Pulse Flow Modulation for Multidimensional GC

The Column

The Column, The Column-03-06-2019, Volume 15, Issue 3
Pages: 5

Researchers from the University of Washington, USA, have developed an ultrafast separation using pulse flow valve modulation to enable high peak capacity in GC×GC and GC×GC×GC.

 

Researchers from the University of Washington, USA, have developed an ultrafast separation using pulse flow valve modulation to enable high peak capacity in comprehensive two-dimensional gas chromatography (GC×GC) and three‑dimensional gas chromatography (GC×GC×GC) (1).

With the advent of multidimensional GC, increased peak capacity and chemical selectivity became available to researchers who required significantly more analytical clout in the laboratory. However, the cost of this extra power came in the form of a high likelihood of unresolved analytes. While this could be overcome by adjusting the sample throughput cycle, in cases where multiple samples required analysis, it was not ideal to have increased run times and cool down times.
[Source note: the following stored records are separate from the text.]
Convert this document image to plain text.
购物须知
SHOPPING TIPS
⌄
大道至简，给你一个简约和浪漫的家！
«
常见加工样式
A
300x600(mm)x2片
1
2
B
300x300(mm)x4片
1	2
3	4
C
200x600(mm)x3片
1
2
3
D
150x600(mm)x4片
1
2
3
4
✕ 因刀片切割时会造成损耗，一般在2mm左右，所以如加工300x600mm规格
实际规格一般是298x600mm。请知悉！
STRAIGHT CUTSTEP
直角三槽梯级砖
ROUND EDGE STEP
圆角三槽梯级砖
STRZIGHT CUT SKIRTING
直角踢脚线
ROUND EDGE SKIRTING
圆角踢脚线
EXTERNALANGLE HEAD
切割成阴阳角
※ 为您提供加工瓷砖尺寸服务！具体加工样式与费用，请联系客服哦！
The problem is further exacerbated when researchers seek out increased selectivity from higher order instruments, such as GC×GC×GC systems; the trade-off between increased selectivity provided by the three separation dimensions and peak capacity reaching new heights.

One promising area of research to address these challenges is modulation technology, with a recent report using pulse flow valve modulation to produce more optimal separation conditions (2).
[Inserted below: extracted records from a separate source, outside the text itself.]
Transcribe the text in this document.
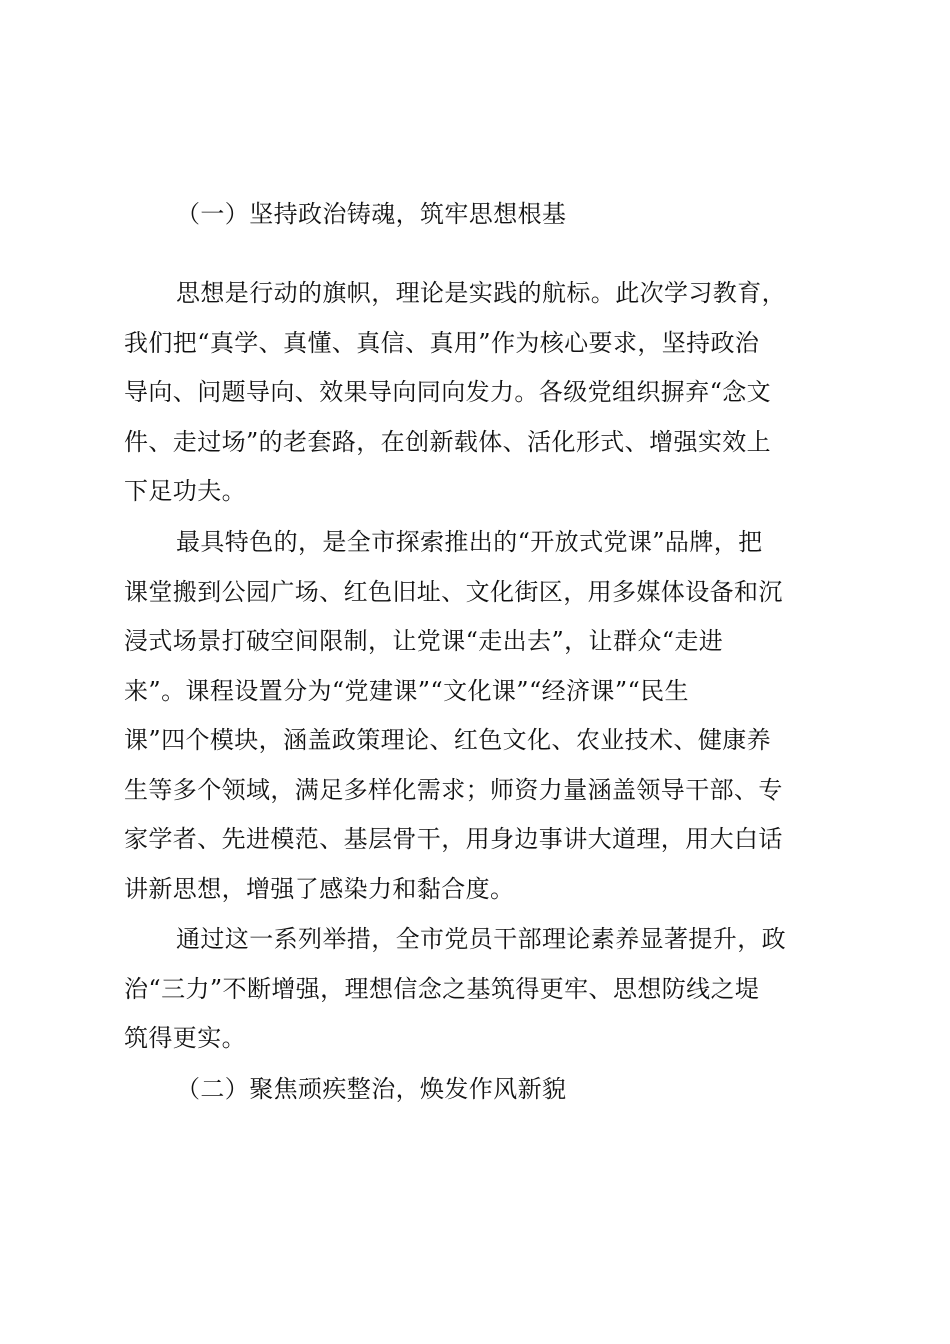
（一）坚持政治铸魂，筑牢思想根基
思想是行动的旗帜，理论是实践的航标。此次学习教育，
我们把“真学、真懂、真信、真用”作为核心要求，坚持政治
导向、问题导向、效果导向同向发力。各级党组织摒弃“念文
件、走过场”的老套路，在创新载体、活化形式、增强实效上
下足功夫。
最具特色的，是全市探索推出的“开放式党课”品牌，把
课堂搬到公园广场、红色旧址、文化街区，用多媒体设备和沉
浸式场景打破空间限制，让党课“走出去”，让群众“走进
来”。课程设置分为“党建课”“文化课”“经济课”“民生
课”四个模块，涵盖政策理论、红色文化、农业技术、健康养
生等多个领域，满足多样化需求；师资力量涵盖领导干部、专
家学者、先进模范、基层骨干，用身边事讲大道理，用大白话
讲新思想，增强了感染力和黏合度。
通过这一系列举措，全市党员干部理论素养显著提升，政
治“三力”不断增强，理想信念之基筑得更牢、思想防线之堤
筑得更实。
（二）聚焦顽疾整治，焕发作风新貌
Building upon this report, researchers used pulse flow valve modulation with GC×GC and utilized the results to advise the use of pulse flow valve modulation in GC×GC×GC.

The results of the research suggest that using a high temperature diaphragm valve modulator in conjunction with a recently introduced pulse flow valve modulator enables researchers to take advantage of the increased selectivity of GC×GC×GC instruments while achieving peak capacity production approaching 1000 peaks/min.

Researchers also indicated that future studies will be focused on applying these instrumental improvements with mass spectral data to create an ultra-fast four-dimensional data structure to address complex separation mixtures.

References

  1. H.D. Bahaghighat et al., J. Chroma. A1573, 115–124 (2018).
  2. C.E. Freye et al., Talanta117, 142–149 (2018).